FOR IMMEDIATE RELEASE
 

New FAA Drone Rules Reject Federal Preemption of State and Local Drone Laws


Sacramento — The Federal Aviation Administration (FAA) yesterday announced its long awaited final rules for small unmanned aircraft systems (UAS), or drones. These rules represent a significant victory for public safety. In this action the FAA has unequivocally announced its rejection of pre-emption of state and local ordinances in the area of drone regulation. The FAA acknowledged the important role of state and local regulation, stating “certain legal aspects concerning small UAS use may be best addressed at the state or local level.”

“The League applauds the FAA action. The League has maintained that cities have the right, within the bounds of their constitutional police power and land use authority, to reasonably regulate drone flights within their jurisdictions. Yesterday’s FAA announcement vindicates that position,” said League Executive Director Chris McKenzie.  

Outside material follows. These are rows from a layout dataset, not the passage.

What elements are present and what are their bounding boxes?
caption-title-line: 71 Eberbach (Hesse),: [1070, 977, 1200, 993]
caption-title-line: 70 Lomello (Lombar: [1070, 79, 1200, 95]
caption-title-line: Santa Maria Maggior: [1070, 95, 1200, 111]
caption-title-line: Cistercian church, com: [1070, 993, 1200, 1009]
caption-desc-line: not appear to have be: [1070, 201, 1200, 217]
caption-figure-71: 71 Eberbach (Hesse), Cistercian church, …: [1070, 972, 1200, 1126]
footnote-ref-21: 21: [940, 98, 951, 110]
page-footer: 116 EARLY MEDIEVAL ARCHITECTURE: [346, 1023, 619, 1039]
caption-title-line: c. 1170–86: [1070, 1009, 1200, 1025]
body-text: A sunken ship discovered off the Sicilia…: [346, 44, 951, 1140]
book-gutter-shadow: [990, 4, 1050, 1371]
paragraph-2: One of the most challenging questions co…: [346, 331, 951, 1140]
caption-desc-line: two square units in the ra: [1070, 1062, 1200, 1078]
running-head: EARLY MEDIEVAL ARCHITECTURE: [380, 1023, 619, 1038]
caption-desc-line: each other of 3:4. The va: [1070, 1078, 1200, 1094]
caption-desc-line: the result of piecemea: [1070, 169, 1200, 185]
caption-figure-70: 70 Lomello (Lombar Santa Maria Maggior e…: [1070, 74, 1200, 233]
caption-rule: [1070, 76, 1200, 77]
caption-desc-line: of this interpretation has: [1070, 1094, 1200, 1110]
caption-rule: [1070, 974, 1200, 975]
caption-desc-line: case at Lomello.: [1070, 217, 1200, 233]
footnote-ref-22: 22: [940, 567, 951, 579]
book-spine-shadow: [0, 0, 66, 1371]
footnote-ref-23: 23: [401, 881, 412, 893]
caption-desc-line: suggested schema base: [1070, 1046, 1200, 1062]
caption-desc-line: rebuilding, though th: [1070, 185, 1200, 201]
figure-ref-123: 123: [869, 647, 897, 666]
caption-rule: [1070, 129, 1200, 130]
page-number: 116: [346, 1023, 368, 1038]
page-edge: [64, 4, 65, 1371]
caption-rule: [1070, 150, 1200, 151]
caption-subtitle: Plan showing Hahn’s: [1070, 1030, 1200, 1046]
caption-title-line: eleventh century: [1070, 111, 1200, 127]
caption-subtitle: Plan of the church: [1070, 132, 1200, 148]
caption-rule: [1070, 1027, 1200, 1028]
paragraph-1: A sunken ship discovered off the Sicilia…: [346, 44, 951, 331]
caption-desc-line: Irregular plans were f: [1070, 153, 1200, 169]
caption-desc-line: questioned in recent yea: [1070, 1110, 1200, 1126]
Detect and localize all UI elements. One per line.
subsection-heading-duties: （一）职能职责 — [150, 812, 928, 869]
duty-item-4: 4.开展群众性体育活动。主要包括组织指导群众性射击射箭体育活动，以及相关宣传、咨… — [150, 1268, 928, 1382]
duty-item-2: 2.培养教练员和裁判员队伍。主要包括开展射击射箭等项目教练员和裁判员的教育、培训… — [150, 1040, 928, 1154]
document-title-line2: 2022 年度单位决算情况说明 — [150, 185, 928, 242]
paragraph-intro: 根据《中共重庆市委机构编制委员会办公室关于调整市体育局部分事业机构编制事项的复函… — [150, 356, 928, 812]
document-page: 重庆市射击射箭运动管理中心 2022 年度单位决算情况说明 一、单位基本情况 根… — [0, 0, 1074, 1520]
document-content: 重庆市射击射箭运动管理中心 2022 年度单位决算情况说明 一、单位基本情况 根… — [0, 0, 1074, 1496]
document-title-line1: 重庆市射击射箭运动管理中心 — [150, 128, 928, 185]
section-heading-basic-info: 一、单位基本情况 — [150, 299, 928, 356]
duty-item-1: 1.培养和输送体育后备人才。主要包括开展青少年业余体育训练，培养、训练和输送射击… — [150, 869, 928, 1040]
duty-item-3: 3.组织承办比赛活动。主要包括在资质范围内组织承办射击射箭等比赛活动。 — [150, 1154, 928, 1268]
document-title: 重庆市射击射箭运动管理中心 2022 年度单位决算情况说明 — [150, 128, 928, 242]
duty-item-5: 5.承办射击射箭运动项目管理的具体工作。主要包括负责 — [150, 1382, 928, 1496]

The rules lay to rest a long-running controversy in California between local governments and the drone and tech industries about whether state and local regulations have a place in any regulatory scheme for unmanned aircraft systems. The debate on this issue began to heat up last year in the wake of multiple incidents of recreational drones interfering with first responder aircraft, including a number of near collisions.  

In the most dramatic incident in July 2015, drones operating in flight restricted airspace forced the grounding for safety reasons of at least four firefighting aircraft, as a result of which a wildfire jumped Interstate 15, destroying a number of motor vehicles and homes.

Since that time, California legislators have worked to reign in recreational drone activity with state regulations to fill a void resulting from FAA regulations that until recently have not addressed recreational drones at all. Industry players have been quick to oppose legislation by raising the pre-emption argument, despite a December 2015 document from the Office of the FAA’s Chief Counsel identifying a specific role for state and local regulations with respect to UASs. A number of cities in California, in response to privacy concerns and threats to public safety arising from interference with first responder aircraft and drone flights in proximity to airports in violation of FAA regulations, have moved ahead with their own local regulations.

The most comprehensive state bill on this subject, SB 868 (Jackson), which expressly protects local ordinances within a state regulatory scheme, stalled for lack of support in the Assembly Privacy and Consumer Protection Committee just one day before the FAA regulations were announced. However, the newly released final rules may provide her legislation with new impetus.  

 

Established in 1898, the League of California Cities is a nonprofit statewide association that advocates for cities with the state and federal governments and provides education and training services to elected and appointed city officials.